When it comes to crazy copy protection contraptions, you won’t find anything more kooky or old school than the lenslok. These foldable prisms were introduced to the gaming public in 1984, when Elite, a space trading game for the ZX Spectrum was released.


Above: Who would’ve guessed that Isaac Newton’s theories on prisms would help future game developers create ridiculous copy protection contraptions?

Elite would prompt the user to break out their lenslok midgame and hold it up to the screen in order to decipher an otherwise unreadable code. Did it prevent piracy? Probably not. The lenslok was only designed to decipher codes that were two characters long. A bit of patience was all it took crack the code, and once you did, the same one could be re-used every time you played.

Still, we have to give it up for the lenslock. This cumbersome device is now a valued piece of kitsch, treasured by geriatric gamers and collectors of arcane relics.

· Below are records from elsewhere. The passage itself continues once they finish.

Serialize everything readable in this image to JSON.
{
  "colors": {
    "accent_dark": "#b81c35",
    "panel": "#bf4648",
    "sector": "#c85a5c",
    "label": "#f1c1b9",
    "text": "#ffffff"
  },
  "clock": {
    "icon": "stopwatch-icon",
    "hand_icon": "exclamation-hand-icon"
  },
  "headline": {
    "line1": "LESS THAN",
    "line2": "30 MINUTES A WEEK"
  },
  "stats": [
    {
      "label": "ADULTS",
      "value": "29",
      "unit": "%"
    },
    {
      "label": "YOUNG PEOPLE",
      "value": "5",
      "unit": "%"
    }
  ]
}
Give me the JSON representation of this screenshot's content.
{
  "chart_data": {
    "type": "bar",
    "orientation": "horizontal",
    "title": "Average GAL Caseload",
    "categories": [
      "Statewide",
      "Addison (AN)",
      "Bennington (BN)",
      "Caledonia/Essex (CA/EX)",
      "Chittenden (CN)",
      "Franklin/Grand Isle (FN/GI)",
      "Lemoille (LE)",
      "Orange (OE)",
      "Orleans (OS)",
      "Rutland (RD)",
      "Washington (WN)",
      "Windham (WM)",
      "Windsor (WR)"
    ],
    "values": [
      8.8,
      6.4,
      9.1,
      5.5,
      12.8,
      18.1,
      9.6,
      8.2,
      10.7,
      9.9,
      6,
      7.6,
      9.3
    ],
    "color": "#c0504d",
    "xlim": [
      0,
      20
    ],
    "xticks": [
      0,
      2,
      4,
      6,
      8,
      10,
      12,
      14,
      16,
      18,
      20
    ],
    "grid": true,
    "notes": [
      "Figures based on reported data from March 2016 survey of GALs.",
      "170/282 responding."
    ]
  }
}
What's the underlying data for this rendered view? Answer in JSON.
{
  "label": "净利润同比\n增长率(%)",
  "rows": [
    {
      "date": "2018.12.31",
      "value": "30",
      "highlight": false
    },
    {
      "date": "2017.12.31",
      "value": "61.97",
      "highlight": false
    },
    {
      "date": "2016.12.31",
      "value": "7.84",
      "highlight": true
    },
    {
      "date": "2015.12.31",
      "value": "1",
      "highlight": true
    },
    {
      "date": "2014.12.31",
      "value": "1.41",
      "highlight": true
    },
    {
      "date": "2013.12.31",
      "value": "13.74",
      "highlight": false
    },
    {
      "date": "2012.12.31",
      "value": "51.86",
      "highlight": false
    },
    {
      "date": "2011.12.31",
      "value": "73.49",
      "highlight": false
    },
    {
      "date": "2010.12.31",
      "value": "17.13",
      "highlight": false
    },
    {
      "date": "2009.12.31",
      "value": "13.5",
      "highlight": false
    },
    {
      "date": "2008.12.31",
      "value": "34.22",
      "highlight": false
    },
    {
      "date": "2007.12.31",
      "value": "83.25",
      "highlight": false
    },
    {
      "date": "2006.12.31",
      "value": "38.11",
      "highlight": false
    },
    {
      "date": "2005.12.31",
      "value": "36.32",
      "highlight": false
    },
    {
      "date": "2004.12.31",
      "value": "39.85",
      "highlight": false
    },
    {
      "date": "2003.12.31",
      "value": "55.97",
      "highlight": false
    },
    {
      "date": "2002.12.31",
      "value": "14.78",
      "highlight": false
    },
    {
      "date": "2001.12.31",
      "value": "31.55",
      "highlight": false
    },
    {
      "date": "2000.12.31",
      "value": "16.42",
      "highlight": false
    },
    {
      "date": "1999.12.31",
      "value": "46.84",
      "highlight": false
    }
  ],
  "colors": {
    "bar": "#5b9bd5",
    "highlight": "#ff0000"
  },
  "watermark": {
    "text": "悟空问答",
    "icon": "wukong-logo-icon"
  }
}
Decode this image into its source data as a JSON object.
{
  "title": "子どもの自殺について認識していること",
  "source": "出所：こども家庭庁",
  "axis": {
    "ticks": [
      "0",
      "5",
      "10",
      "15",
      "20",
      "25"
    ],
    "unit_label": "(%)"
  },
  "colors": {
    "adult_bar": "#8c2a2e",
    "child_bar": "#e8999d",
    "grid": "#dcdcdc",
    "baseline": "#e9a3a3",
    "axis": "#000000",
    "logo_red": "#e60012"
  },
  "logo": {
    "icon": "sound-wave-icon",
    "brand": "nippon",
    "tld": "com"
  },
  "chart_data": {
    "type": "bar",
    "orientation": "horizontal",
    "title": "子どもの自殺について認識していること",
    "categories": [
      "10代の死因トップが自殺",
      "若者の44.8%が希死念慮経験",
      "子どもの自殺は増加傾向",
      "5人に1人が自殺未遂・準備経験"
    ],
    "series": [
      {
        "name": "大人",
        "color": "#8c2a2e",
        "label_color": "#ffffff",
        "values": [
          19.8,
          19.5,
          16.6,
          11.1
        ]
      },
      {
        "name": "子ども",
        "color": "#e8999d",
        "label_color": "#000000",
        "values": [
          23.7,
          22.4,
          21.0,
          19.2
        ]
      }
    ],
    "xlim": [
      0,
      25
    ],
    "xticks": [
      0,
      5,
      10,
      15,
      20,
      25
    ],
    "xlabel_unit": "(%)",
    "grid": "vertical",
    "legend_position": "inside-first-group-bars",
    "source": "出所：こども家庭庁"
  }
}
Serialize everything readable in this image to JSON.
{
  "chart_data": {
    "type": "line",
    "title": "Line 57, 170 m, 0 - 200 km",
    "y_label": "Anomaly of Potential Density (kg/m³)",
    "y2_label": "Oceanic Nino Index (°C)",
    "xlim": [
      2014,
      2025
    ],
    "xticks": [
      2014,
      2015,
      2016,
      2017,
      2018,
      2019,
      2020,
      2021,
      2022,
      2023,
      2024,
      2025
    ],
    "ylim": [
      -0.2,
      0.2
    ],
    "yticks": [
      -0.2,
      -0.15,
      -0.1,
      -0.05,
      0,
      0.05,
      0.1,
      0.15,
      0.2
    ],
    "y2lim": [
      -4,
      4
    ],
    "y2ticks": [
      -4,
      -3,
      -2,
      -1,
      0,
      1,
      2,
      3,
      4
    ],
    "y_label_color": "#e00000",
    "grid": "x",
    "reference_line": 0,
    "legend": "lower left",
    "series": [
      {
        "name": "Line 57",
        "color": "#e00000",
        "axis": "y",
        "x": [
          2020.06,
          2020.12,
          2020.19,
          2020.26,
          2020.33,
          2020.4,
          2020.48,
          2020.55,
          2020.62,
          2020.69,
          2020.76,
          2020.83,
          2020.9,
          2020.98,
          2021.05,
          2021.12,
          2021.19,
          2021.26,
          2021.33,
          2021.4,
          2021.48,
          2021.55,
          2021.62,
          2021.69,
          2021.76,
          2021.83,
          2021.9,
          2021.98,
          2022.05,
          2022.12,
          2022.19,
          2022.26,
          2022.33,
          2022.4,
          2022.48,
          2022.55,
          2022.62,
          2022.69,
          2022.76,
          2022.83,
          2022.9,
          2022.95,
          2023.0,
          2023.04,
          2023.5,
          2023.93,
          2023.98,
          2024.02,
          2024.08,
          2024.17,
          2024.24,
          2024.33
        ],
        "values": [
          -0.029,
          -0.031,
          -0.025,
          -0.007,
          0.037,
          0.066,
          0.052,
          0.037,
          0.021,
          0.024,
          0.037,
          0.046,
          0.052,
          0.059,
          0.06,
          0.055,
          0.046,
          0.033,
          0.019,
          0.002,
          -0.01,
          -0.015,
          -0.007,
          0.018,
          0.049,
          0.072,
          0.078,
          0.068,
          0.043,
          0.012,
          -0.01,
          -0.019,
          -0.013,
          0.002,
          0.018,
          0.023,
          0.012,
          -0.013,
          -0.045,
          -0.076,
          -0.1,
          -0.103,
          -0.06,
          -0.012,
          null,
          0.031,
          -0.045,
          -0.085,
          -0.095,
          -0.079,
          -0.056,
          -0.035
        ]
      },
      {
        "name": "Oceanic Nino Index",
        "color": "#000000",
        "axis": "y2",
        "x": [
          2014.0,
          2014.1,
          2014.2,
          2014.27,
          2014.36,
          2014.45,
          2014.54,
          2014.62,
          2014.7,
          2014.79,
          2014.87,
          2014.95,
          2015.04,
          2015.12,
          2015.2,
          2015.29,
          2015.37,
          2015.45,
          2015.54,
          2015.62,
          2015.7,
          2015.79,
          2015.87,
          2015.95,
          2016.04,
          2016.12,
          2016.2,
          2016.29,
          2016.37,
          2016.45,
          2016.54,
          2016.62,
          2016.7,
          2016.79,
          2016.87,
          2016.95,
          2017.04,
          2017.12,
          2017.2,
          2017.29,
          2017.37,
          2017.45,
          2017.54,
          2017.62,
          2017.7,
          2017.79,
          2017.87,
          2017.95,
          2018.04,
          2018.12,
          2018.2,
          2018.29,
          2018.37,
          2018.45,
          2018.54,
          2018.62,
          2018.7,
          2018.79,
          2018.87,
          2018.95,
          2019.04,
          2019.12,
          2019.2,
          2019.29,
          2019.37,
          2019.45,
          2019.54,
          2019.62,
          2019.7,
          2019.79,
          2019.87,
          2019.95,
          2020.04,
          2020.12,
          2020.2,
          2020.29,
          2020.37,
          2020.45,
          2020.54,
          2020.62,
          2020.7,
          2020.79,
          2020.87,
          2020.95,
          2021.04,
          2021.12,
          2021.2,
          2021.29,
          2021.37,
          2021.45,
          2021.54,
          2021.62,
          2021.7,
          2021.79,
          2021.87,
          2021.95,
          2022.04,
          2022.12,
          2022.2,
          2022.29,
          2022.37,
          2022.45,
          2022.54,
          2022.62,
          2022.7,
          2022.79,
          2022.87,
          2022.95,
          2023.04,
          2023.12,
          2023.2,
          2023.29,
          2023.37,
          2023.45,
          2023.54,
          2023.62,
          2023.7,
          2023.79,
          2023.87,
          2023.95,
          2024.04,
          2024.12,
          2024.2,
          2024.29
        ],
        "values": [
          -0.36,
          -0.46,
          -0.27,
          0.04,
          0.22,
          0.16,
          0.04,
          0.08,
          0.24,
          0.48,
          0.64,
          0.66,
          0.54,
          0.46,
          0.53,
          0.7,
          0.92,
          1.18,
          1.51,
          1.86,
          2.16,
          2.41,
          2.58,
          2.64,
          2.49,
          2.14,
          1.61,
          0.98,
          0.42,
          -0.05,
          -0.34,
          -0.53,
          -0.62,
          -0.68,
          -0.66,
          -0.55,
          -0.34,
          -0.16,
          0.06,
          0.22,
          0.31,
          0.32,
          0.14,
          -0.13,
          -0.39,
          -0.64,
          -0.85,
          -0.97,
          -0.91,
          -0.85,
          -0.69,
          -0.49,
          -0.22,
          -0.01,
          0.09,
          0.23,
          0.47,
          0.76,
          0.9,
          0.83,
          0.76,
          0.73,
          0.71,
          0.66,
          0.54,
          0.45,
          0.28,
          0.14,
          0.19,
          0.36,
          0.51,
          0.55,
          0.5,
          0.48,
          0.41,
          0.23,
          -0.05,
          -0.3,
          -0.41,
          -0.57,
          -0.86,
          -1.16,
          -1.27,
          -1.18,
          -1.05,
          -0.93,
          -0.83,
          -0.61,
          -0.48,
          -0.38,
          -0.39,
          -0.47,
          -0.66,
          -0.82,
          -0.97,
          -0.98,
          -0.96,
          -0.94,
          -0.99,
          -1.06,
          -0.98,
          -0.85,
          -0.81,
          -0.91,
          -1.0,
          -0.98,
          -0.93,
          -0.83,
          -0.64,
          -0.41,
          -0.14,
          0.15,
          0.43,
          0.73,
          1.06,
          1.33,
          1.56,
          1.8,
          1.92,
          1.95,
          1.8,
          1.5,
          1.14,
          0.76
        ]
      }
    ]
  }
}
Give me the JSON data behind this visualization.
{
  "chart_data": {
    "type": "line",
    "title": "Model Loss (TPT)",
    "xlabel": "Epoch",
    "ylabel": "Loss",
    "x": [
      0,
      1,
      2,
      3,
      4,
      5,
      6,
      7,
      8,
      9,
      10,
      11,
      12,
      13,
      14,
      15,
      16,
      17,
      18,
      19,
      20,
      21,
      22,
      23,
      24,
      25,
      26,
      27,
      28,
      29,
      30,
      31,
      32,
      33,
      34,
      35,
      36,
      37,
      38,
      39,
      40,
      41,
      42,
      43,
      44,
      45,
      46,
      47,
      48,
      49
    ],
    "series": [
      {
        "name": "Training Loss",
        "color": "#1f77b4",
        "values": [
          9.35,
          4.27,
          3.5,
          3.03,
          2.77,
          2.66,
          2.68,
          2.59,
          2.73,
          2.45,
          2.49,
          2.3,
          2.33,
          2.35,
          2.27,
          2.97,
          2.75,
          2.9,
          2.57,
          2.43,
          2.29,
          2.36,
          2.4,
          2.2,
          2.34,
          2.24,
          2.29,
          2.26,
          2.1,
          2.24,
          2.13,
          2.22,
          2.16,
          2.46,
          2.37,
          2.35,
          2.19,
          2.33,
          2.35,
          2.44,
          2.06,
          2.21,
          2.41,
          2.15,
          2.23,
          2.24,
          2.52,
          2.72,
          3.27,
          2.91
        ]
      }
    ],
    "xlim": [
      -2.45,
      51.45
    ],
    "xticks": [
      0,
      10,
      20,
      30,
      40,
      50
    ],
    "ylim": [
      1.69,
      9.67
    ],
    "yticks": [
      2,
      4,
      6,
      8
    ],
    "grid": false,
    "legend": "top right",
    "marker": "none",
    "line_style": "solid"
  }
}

Above: Lines and numbers! Elite’s influence can be felt in more modern software like EVE Online and Microsoft Excel

Remember when games asked you to enter the fifth letter on the third paragraph on page eight of the manual to make sure you weren’t playing a pirated copy? Yeah, we hated that too. But there were a few memorable games that managed to get creative with the way they used the manual to ensure you owned a legitimate copy.

Our favorite: Origin System’s Wing Commander. Instead of sending you on a soulless word hunt through the game’s manual, Wing Commander peppered you with fun trivia about the game’s lore and specifications of its various ships. Thanks to Wing Commander’s manual questions, we’ll always remember that the Fralthi has 28 cm of front armor and that the Ralari weighs 18,000 tons.